А теперь вечер был почти окончен; они сидели над чашками черного кофе, и Руперт спрашивал, не хочет ли она бренди. Она покачала головой.
– Два бренди, – он заметил ее взгляд. – Ты передумаешь.
– Откуда ты знаешь?
– Так всегда бывает.
Последовала пауза, потом она сказала сухо:
– Мне не нравится, когда меня считают человеком, кто всегда делает одно и то же.
Черт, мелькнуло у него, она сейчас надуется: еще шаг, и взрыв неизбежен.
– Милая, ты постоянно удивляешь меня, но согласись, за три года я успел о тебе кое-что узнать. Зоуи! – Он взял ее за руку: она безвольно лежала на его ладони. Помедлив, он поднес ее к губам и поцеловал. Зоуи сделала вид, будто ей все равно, но он-то знал, что она довольна.
– Я тебе объясню, что все это значит, – сказала она таким тоном, словно завершала длинный разговор. – Если ты узнаешь обо мне все, то больше не захочешь меня любить.
– С чего ты взяла?
– Так устроены мужчины, – она поставила локоть на стол, подперла подбородок ладонью и скорбно уставилась на собеседника. – Просто когда-нибудь я стану старой, толстой и седой, не смогу сказать тебе ничего нового, и ты изведешься от скуки.
– Зоуи… честное слово…
– И подбородков у меня, наверное, будет два или даже три.
Официант принес им бренди. Руперт взял свой бокал, согрел его в ладонях и слегка покачал, чтобы распространился аромат.
– Я люблю тебя не только за твою внешность, – сказал он.
– Да неужели?
– Конечно, нет. – Он увидел слезы в ее прекрасных глазах, и его сердце дрогнуло. – Девочка моя дорогая, ну конечно же нет, – повторяя это еще раз, он сам верил себе. – Пойдем танцевать.
Пока они ехали домой, всю дорогу до Брук-Грин он поглядывал на нее, видел, что она спит, и, чтобы не разбудить, вел машину осторожно. «Отнесу ее в постель, – думал он, – а потом сбегаю проведать детей, и она ничего не узнает».
Оставив ее в машине, он вышел, чтобы отпереть входную дверь дома, а когда шагал к нему по садовой дорожке, заметил в детской спальне свет, и у него упало сердце.
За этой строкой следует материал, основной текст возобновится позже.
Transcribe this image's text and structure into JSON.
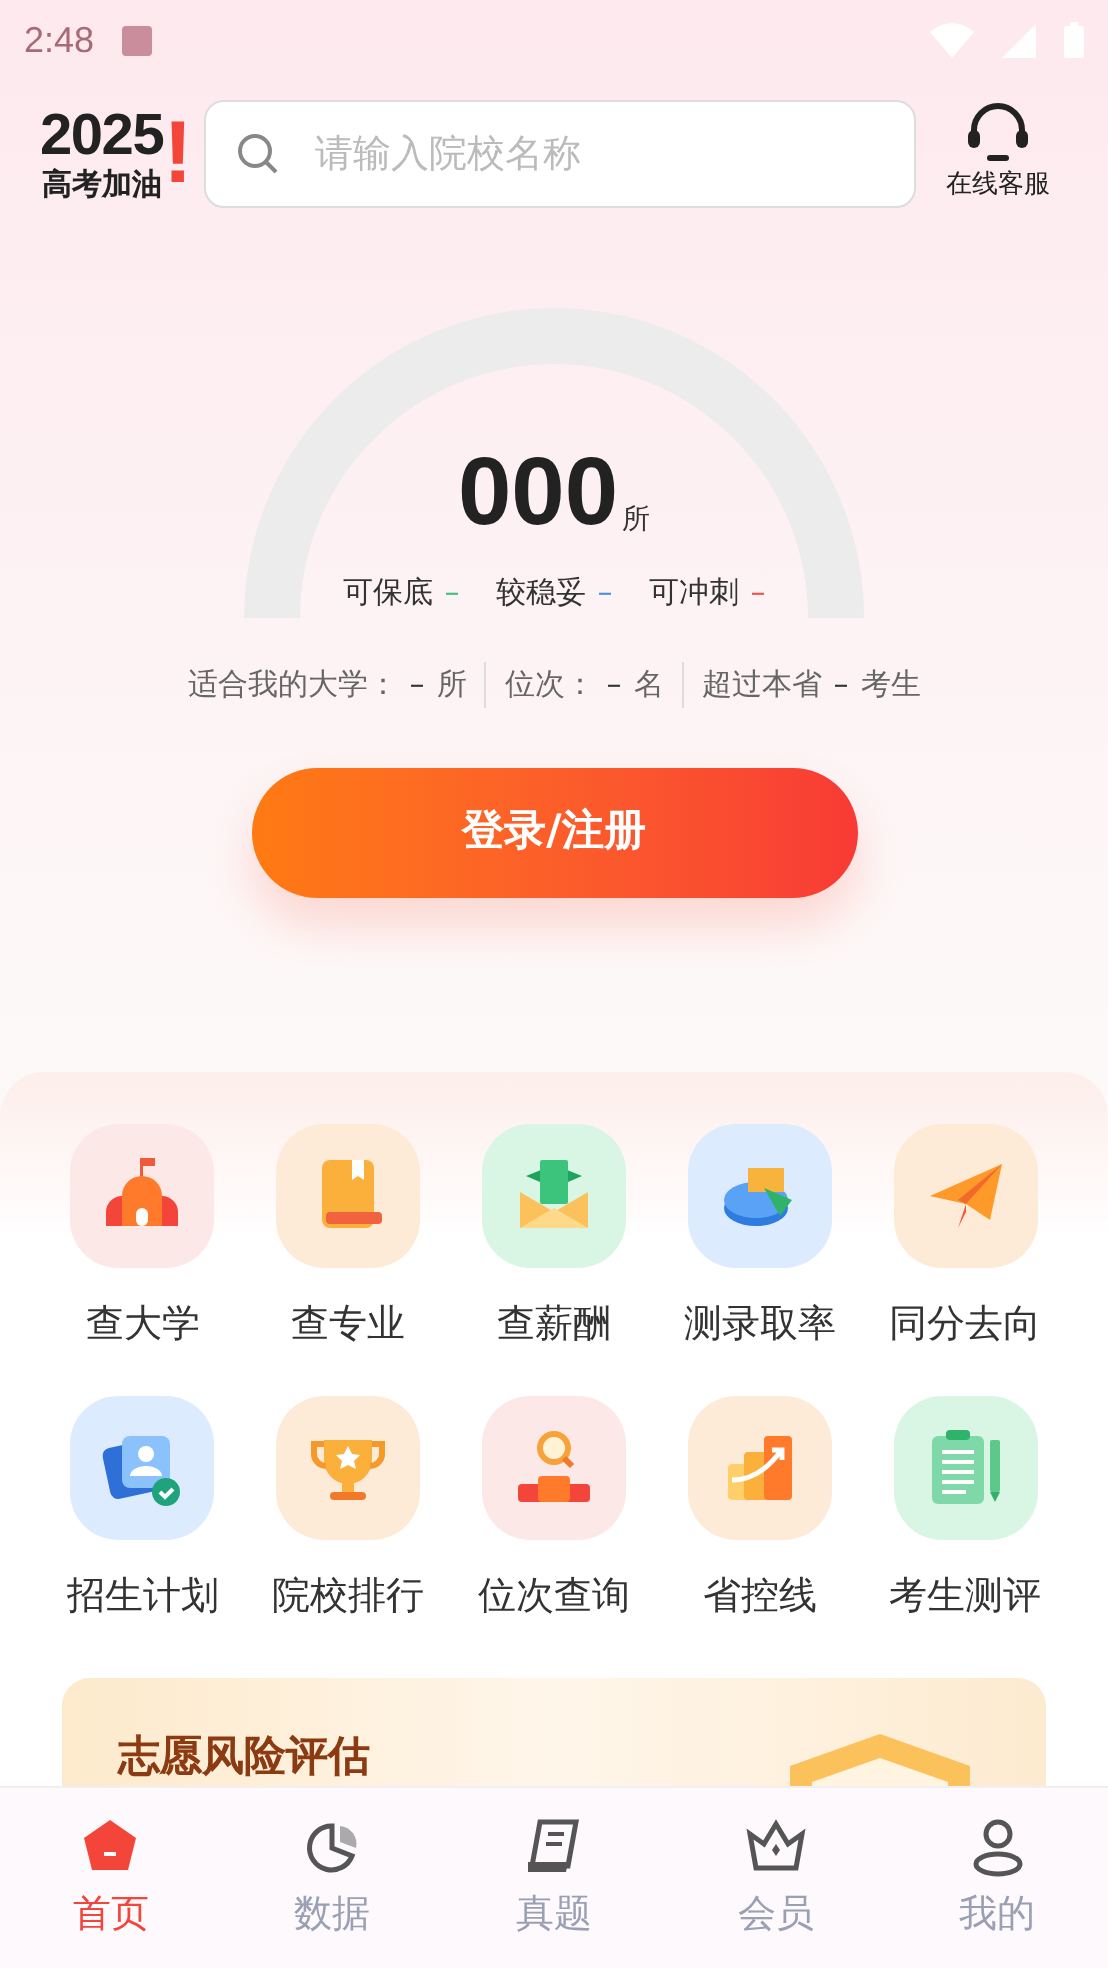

Он вернулся за ней к машине и увидел, что Зоуи проснулась.
– Помоги мне, Руперт, меня шатает.
– Я тебя держу, – он подхватил ее на руки и понес в дом и вверх по лестнице к спальне. Пока он укладывал ее в постель, она крепко стиснула обеими руками его шею.
– Ужасно тебя люблю.
– И я тебя люблю, – он высвободился из ее рук и выпрямился. – Посмотрим, насколько быстро ты сумеешь улечься! А я отойду на минутку, – и он сбежал, прикрыв за собой дверь прежде, чем она успела ответить.
По лестнице он взлетел, прыгая через две ступеньки, на площадке его встретила Эллен.
– Что такое, Эллен? С Невом что-нибудь?
– Началось не с него. Клэри приснился страшный сон, она прибежала ко мне, разбудила его, и с ним опять случился припадок.
Руперт последовал за ней в комнату, в которой она спала вместе с Невиллом. Тот сидел в расстегнутой пижамной куртке и ухитрялся сделать мучительный вдох всякий раз, когда уже казалось, что он сейчас задохнется. Вся спальня пропахла «Монастырским бальзамом» и ментолом.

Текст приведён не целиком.